His same drive toward greater Christian unity also prompted him to unilaterally create a space for disaffected Anglicans to join the Catholic Church while retaining their distinctive liturgy. But the governance of this “Anglican Ordinariate” has hardly any resources, and remains practically grounded. As with the Society of St. Pius X, Benedict has outlined a goal but has not seen it through to completion.
A fruitful task for Vaticanologists will be sorting through the frustrations of Pope Benedict XVI. His personal butler was used as a spy against him. Rumors circulate that his orders were occasionally “misplaced” by his top aides. The papacy itself was perhaps an uncomfortable fit for him.
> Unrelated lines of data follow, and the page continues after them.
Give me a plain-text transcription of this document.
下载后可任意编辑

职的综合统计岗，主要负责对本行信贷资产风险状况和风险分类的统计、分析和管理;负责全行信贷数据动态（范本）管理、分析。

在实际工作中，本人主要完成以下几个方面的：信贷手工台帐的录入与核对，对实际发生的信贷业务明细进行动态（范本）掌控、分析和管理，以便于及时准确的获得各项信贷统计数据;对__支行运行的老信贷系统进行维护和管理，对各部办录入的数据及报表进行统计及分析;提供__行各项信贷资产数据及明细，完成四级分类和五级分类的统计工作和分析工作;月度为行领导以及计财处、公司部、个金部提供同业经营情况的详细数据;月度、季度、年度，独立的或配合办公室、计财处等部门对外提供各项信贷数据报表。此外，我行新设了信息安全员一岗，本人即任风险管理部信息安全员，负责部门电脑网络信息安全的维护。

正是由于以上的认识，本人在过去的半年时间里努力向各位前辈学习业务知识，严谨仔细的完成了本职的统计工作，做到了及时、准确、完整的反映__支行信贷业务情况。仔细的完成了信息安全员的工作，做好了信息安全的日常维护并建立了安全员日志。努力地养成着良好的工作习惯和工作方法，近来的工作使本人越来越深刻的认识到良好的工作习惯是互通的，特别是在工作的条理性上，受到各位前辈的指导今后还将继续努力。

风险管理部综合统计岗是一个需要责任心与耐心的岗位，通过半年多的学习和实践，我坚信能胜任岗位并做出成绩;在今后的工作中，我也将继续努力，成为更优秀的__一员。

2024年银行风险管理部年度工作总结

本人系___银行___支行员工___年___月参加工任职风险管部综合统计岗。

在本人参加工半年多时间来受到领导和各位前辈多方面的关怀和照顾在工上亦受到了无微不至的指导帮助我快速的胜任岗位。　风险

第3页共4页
If Benedict is leaving his initiatives to a successor, his legacy may be the very fact of his resignation. He was elected to right the ship after a time when it was led by a man nearly incapacitated by illness. Perhaps Benedict feared leaving the church rudderless again. But he leaves his work incomplete.
Correction, Feb. 13, 2013: This article originally stated the number of seminarians has dropped by “nearly 90 percent.” It has dropped by more than 90 percent. (Return to the corrected sentence.)